People were resourceful in the ways they obtained PrEP. Just
over half ordered generic medicines online, without a prescription. (This may
partly reflect the strong participation in the survey of people living in the
UK and Australia; importing medicines is legal in these countries but it is not
in many others.)
A third obtained pills from a friend or someone they knew. This
could be medicines that were prescribed for HIV treatment and which were no longer needed; some HIV-positive patients may have also obtained extra pills by stating that they had “lost their
prescription”. One in five obtained medications for use as post-exposure
prophylaxis (PEP) but used some of them as pre-exposure prophylaxis (PrEP).
Others ordered online with a prescription, went to a retail
pharmacy with a prescription or obtained them in another country.

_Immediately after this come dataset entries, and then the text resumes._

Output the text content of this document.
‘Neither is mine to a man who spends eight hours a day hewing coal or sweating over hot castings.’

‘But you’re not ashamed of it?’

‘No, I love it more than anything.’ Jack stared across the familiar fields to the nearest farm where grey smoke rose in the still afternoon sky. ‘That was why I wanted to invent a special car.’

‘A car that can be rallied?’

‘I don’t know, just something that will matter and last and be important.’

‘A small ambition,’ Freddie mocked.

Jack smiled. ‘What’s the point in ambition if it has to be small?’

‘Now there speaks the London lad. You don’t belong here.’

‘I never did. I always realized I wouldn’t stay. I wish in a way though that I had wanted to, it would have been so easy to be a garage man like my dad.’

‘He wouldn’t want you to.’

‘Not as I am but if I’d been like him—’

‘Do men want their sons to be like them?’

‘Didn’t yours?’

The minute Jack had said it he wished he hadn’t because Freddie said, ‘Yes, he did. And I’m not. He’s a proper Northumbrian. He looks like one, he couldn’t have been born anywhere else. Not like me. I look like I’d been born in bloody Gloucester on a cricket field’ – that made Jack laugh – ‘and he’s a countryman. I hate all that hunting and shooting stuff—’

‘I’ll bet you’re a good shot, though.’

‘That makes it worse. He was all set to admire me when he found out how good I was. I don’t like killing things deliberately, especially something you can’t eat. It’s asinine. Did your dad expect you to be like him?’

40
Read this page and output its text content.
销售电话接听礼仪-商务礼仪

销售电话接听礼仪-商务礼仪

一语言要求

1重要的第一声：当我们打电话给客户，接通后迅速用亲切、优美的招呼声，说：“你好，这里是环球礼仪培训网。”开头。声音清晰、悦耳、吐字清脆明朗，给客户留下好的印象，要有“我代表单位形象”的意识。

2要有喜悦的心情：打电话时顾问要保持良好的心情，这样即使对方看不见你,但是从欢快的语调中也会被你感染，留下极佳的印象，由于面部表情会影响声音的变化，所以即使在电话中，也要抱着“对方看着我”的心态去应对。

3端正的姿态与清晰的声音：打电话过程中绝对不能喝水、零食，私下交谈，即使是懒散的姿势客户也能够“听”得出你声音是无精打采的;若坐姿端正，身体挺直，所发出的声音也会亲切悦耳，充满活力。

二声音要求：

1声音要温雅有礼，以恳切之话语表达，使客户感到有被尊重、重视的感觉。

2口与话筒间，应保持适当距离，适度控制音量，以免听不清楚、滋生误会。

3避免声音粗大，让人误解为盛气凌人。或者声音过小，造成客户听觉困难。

Whereas 192 people saw a medical provider before starting
PrEP, 62 did not. Among those who began PrEP without medical consultation, many
omitted key procedures including kidney function monitoring (only done by 29%),
HIV testing (done by 87%) and sexual health counselling (25%).

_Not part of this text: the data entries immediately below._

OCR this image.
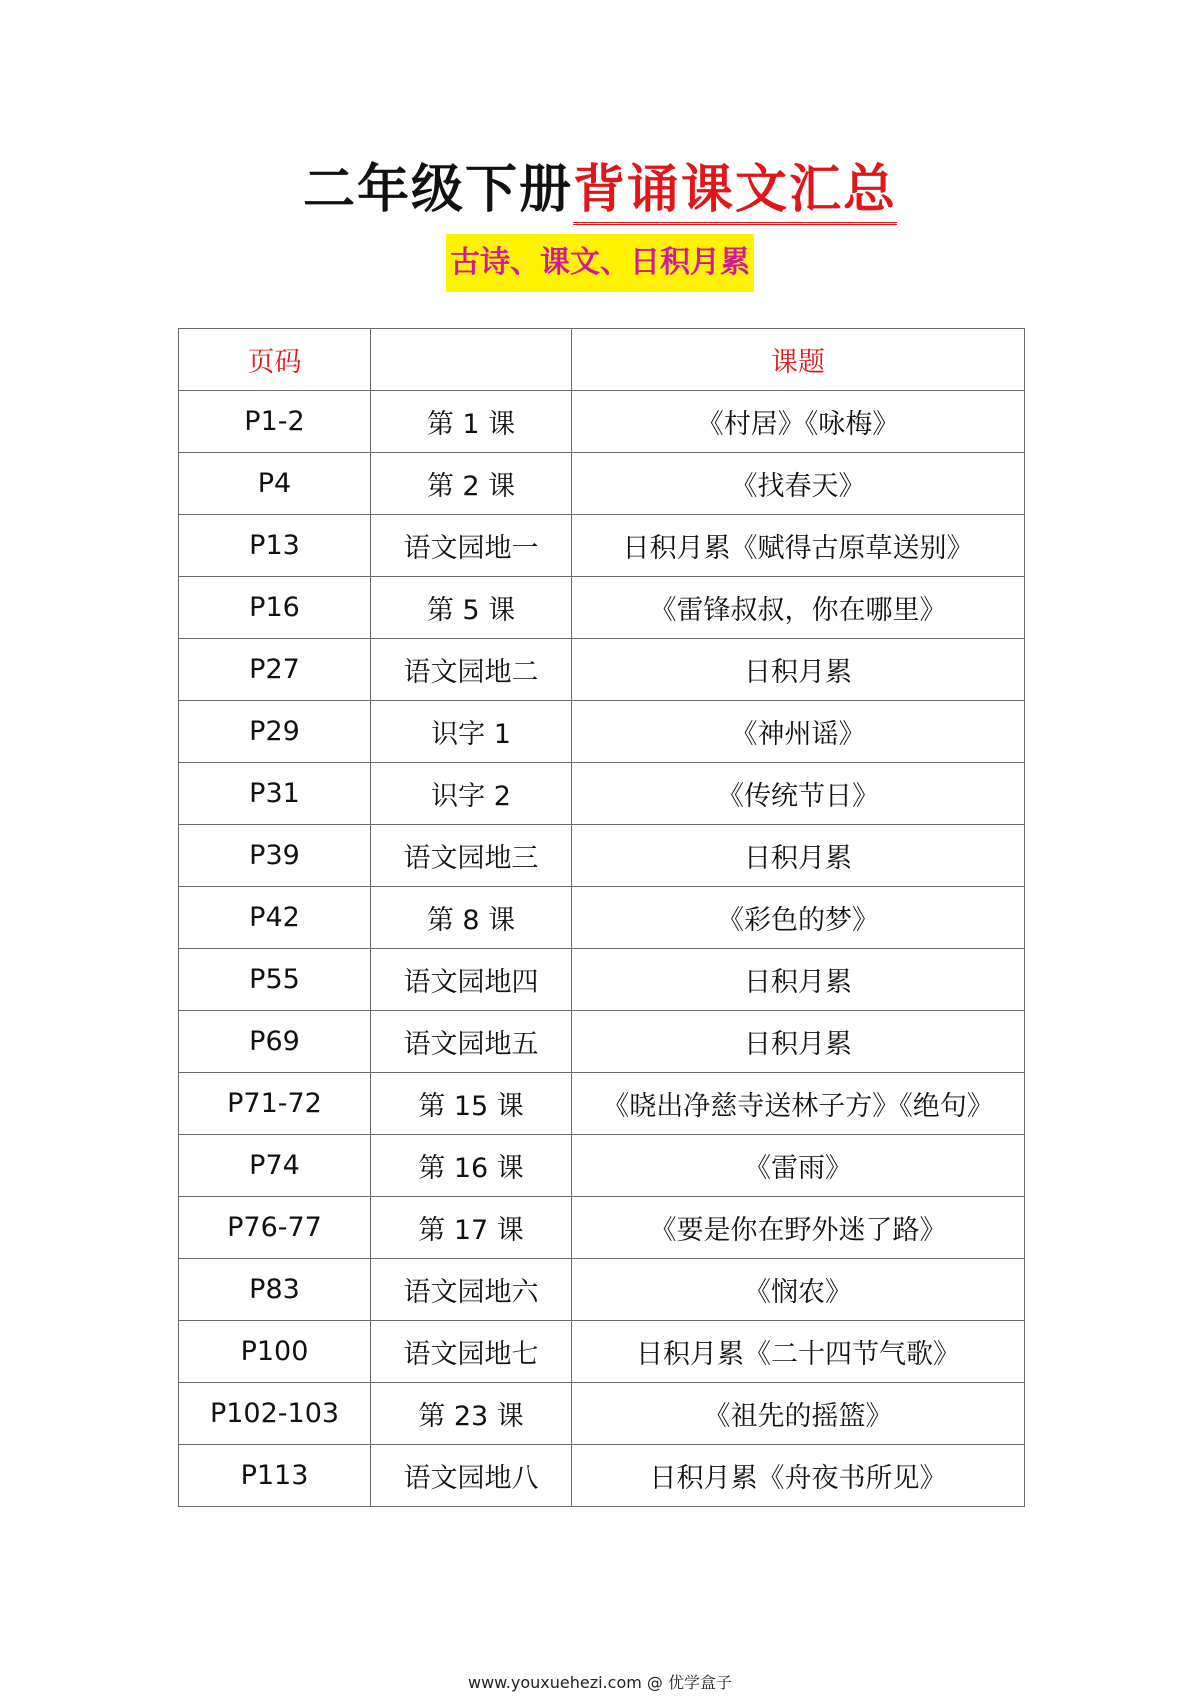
二年级下册背诵课文汇总
古诗、课文、日积月累
页码		课题
P1-2	第 1 课	《村居》《咏梅》
P4	第 2 课	《找春天》
P13	语文园地一	日积月累《赋得古原草送别》
P16	第 5 课	《雷锋叔叔，你在哪里》
P27	语文园地二	日积月累
P29	识字 1	《神州谣》
P31	识字 2	《传统节日》
P39	语文园地三	日积月累
P42	第 8 课	《彩色的梦》
P55	语文园地四	日积月累
P69	语文园地五	日积月累
P71-72	第 15 课	《晓出净慈寺送林子方》《绝句》
P74	第 16 课	《雷雨》
P76-77	第 17 课	《要是你在野外迷了路》
P83	语文园地六	《悯农》
P100	语文园地七	日积月累《二十四节气歌》
P102-103	第 23 课	《祖先的摇篮》
P113	语文园地八	日积月累《舟夜书所见》
www.youxuehezi.com @ 优学盒子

Most people were using either Truvada or a generic equivalent. While 5% did report using Atripla (which includes efavirenz
alongside tenofovir disoproxil fumarate and emtricitabine), few people reported
using other antiretrovirals.
One in five were following non-daily dosing. For some
individuals this may reflect genuine choice, but for others it probably reflects the
cost and difficulty of getting medication. Around a third of those aiming for
daily dosing in fact had interruptions in their use. One in seven had shared
pills with others.
The 52 respondents who couldn’t obtain PrEP cited a number
of barriers, including its cost (mentioned by 60%), doctors’ refusal or
inability to prescribe PrEP (50%) and importing PrEP being against the law in
their country (35%).
“PrEP is not a DIY intervention,” commented Jerome Galea. He
said that for PrEP to be safe and effective, regular medical monitoring and
sexual health counselling is required. It is particularly important that the
drugs are not taken after HIV seroconversion, which risks the development of
drug resistance.
These problems were also described in PrEP
Access in Europe, a report by the PrEP in Europe Initiative (a
coalition of HIV organisations including NAM) that was launched at the
conference. There is anecdotal evidence from countries across Europe of gay men
obtaining PrEP in the ways described above.
In some
countries, HIV doctors are prescribing Truvada off-label to small numbers of affluent HIV-negative people
who can pay the full cost of the drug (around €400 or €500 a month). In
countries with more restrictive policies or attitudes, individuals are
smuggling drugs from other countries or obtaining them in underhand ways, as
these respondents described:
“The only legal way to
do this is to travel to the UK and bring the pills with you in your own
luggage. That’s quite a barrier, so people are asking friends in the UK to
receive the order and send on privately, or using parcel forward delivery
services that use a UK PO box then forward the parcel to Germany from there.”
“There are anecdotal stories about some people
living with HIV giving their Truvada to negative friends and
asking for an extra bottle saying they have lost it. It is possible this is
happening, but at a very small scale, as it would be noticed by the clinic if
it were on larger scale. We only have one clinic and pharmacy with HIV drugs in
Croatia.”
“We did hear stories of people selling Truvada on a party bus coming from Paris going to Brussels to a gay party.”
“Without
official PrEP approval and roll-out within health care and community settings,
many gay men will end up taking a few pills of Truvada without knowing their HIV status, STI status, renal health
and risk factors,” the authors comment. “Many of them may take PrEP needlessly,
or worse, within an acute HIV infection phase. These men may also be vulnerable
to being sold counterfeit versions of Truvada
as a black market emerges.”
The PrEP in
Europe Initiative calls on European governments to make PrEP available to
populations at imminent risk of HIV, as a matter of urgency.